I’m not sure how my face remained as stoic as it did after this little reveal. Of all the explanations, diabetes was never in the realm of possibilities. It seemed odd to the doctor, too, given that I have had no genetic history of diabetes. Like I said, if anything I would have expected cancer first. The doctor said it was unusual for Type 1 to present this late in life, but not impossible. Usually it’s a childhood disorder, yet at times it can present in adulthood.
What I will say is this: having diabetic ketoacidosis (DKA) when presenting to the ER makes you one of their top priorities. Well assuming no one is having chest pains or there wasn’t a major trauma. I was treated like the King of the ER for about an hour… until the trauma happened. Glad that people had to steal my personal thunder.
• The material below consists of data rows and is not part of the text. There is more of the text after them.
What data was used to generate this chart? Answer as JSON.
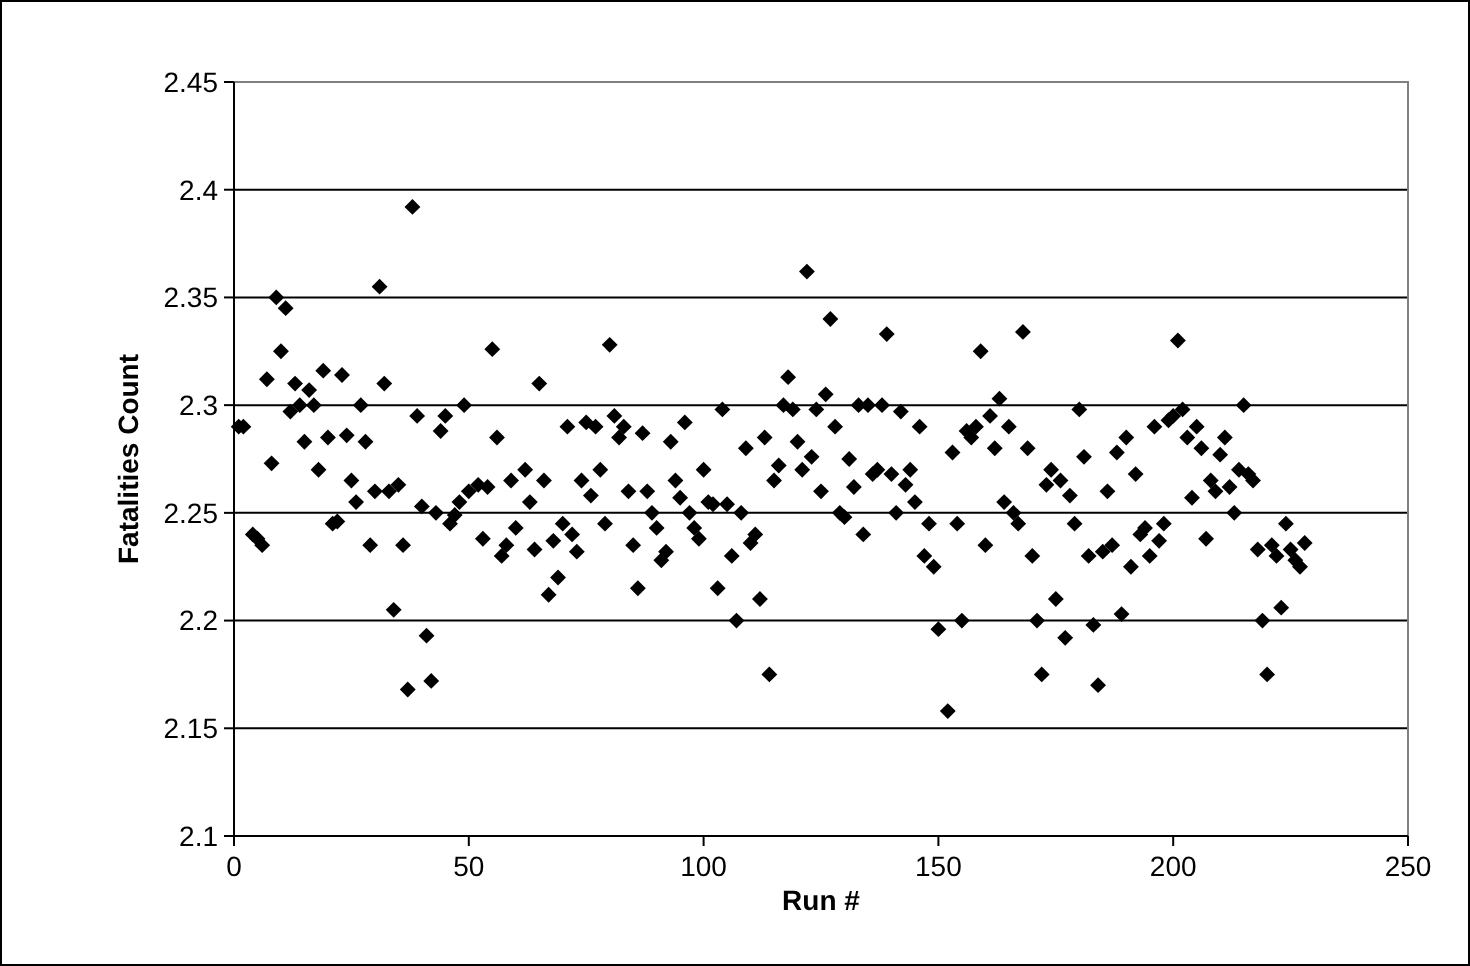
{
  "chart_data": {
    "type": "scatter",
    "xlabel": "Run #",
    "ylabel": "Fatalities Count",
    "marker": "diamond",
    "grid": "y",
    "xlim": [
      0,
      250
    ],
    "xticks": [
      0,
      50,
      100,
      150,
      200,
      250
    ],
    "ylim": [
      2.1,
      2.45
    ],
    "yticks": [
      2.1,
      2.15,
      2.2,
      2.25,
      2.3,
      2.35,
      2.4,
      2.45
    ],
    "series": [
      {
        "color": "#000000",
        "x": [
          1,
          2,
          4,
          5,
          6,
          7,
          8,
          9,
          10,
          11,
          12,
          13,
          14,
          15,
          16,
          17,
          18,
          19,
          20,
          21,
          22,
          23,
          24,
          25,
          26,
          27,
          28,
          29,
          30,
          31,
          32,
          33,
          34,
          35,
          36,
          37,
          38,
          39,
          40,
          41,
          42,
          43,
          44,
          45,
          46,
          47,
          48,
          49,
          50,
          52,
          53,
          54,
          55,
          56,
          57,
          58,
          59,
          60,
          62,
          63,
          64,
          65,
          66,
          67,
          68,
          69,
          70,
          71,
          72,
          73,
          74,
          75,
          76,
          77,
          78,
          79,
          80,
          81,
          82,
          83,
          84,
          85,
          86,
          87,
          88,
          89,
          90,
          91,
          92,
          93,
          94,
          95,
          96,
          97,
          98,
          99,
          100,
          101,
          102,
          103,
          104,
          105,
          106,
          107,
          108,
          109,
          110,
          111,
          112,
          113,
          114,
          115,
          116,
          117,
          118,
          119,
          120,
          121,
          122,
          123,
          124,
          125,
          126,
          127,
          128,
          129,
          130,
          131,
          132,
          133,
          134,
          135,
          136,
          137,
          138,
          139,
          140,
          141,
          142,
          143,
          144,
          145,
          146,
          147,
          148,
          149,
          150,
          152,
          153,
          154,
          155,
          156,
          157,
          158,
          159,
          160,
          161,
          162,
          163,
          164,
          165,
          166,
          167,
          168,
          169,
          170,
          171,
          172,
          173,
          174,
          175,
          176,
          177,
          178,
          179,
          180,
          181,
          182,
          183,
          184,
          185,
          186,
          187,
          188,
          189,
          190,
          191,
          192,
          193,
          194,
          195,
          196,
          197,
          198,
          199,
          200,
          201,
          202,
          203,
          204,
          205,
          206,
          207,
          208,
          209,
          210,
          211,
          212,
          213,
          214,
          215,
          216,
          217,
          218,
          219,
          220,
          221,
          222,
          223,
          224,
          225,
          226,
          227,
          228
        ],
        "values": [
          2.29,
          2.29,
          2.24,
          2.238,
          2.235,
          2.312,
          2.273,
          2.35,
          2.325,
          2.345,
          2.297,
          2.31,
          2.3,
          2.283,
          2.307,
          2.3,
          2.27,
          2.316,
          2.285,
          2.245,
          2.246,
          2.314,
          2.286,
          2.265,
          2.255,
          2.3,
          2.283,
          2.235,
          2.26,
          2.355,
          2.31,
          2.26,
          2.205,
          2.263,
          2.235,
          2.168,
          2.392,
          2.295,
          2.253,
          2.193,
          2.172,
          2.25,
          2.288,
          2.295,
          2.245,
          2.249,
          2.255,
          2.3,
          2.26,
          2.263,
          2.238,
          2.262,
          2.326,
          2.285,
          2.23,
          2.235,
          2.265,
          2.243,
          2.27,
          2.255,
          2.233,
          2.31,
          2.265,
          2.212,
          2.237,
          2.22,
          2.245,
          2.29,
          2.24,
          2.232,
          2.265,
          2.292,
          2.258,
          2.29,
          2.27,
          2.245,
          2.328,
          2.295,
          2.285,
          2.29,
          2.26,
          2.235,
          2.215,
          2.287,
          2.26,
          2.25,
          2.243,
          2.228,
          2.232,
          2.283,
          2.265,
          2.257,
          2.292,
          2.25,
          2.243,
          2.238,
          2.27,
          2.255,
          2.254,
          2.215,
          2.298,
          2.254,
          2.23,
          2.2,
          2.25,
          2.28,
          2.236,
          2.24,
          2.21,
          2.285,
          2.175,
          2.265,
          2.272,
          2.3,
          2.313,
          2.298,
          2.283,
          2.27,
          2.362,
          2.276,
          2.298,
          2.26,
          2.305,
          2.34,
          2.29,
          2.25,
          2.248,
          2.275,
          2.262,
          2.3,
          2.24,
          2.3,
          2.268,
          2.27,
          2.3,
          2.333,
          2.268,
          2.25,
          2.297,
          2.263,
          2.27,
          2.255,
          2.29,
          2.23,
          2.245,
          2.225,
          2.196,
          2.158,
          2.278,
          2.245,
          2.2,
          2.288,
          2.285,
          2.29,
          2.325,
          2.235,
          2.295,
          2.28,
          2.303,
          2.255,
          2.29,
          2.25,
          2.245,
          2.334,
          2.28,
          2.23,
          2.2,
          2.175,
          2.263,
          2.27,
          2.21,
          2.265,
          2.192,
          2.258,
          2.245,
          2.298,
          2.276,
          2.23,
          2.198,
          2.17,
          2.232,
          2.26,
          2.235,
          2.278,
          2.203,
          2.285,
          2.225,
          2.268,
          2.24,
          2.243,
          2.23,
          2.29,
          2.237,
          2.245,
          2.293,
          2.295,
          2.33,
          2.298,
          2.285,
          2.257,
          2.29,
          2.28,
          2.238,
          2.265,
          2.26,
          2.277,
          2.285,
          2.262,
          2.25,
          2.27,
          2.3,
          2.268,
          2.265,
          2.233,
          2.2,
          2.175,
          2.235,
          2.23,
          2.206,
          2.245,
          2.233,
          2.228,
          2.225,
          2.236
        ]
      }
    ]
  }
}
Anyway, my point is that had I let my issues go on any further then I could have ended up in a coma, which would have made my day much worse. The thing that I keep looking back on, however, is a conversation that I had with one of the wonderful ER nurses. When giving the history of my issue I mentioned a few times that sweet taste when I threw up at home before coming to the ER, which I swore was applesauce. She said that really stuck out to her, because something about it just didn’t seem right and that it sounded related to a diabetic episode. That nurse was probably instrumental to putting my ER care on the correct path.
I spent the next two and a half days in the hospital, getting poked and prodded and infused with insulin. Obviously I’m better now than when I walked through the ER doors; the infection in my tooth is nearly gone, I’ve been eating solid food again and I’m alive. All signs that the week ended on a somewhat positive note. Strangely enough (or not, for those of you who know the signs), I no longer find myself craving as much water. Nor am I visiting the bathroom nearly as much.
What really changed, though, is who I was coming out of the hospital. When I arrived, I was just a guy worried that his ulcer was causing him problems, or that his cancer had just flared up, or whatever idiot buzzwords I had running through my head. The man who left, though, was someone new: a fully functioning diabetic taking his first steps into a completely new world.
So that’s my new focus for this site. For years I have been trying to find a theme, an idea to keep both my attention and yours. And now I have it. This little space on the Internet will be where I will document my journey from the man I was to the man I now need to be. I know my life isn’t changing that dramatically, but for me it is a completely different way of looking at how I live and function. My mission now is to share that journey, and the struggles and successes that I find along the way.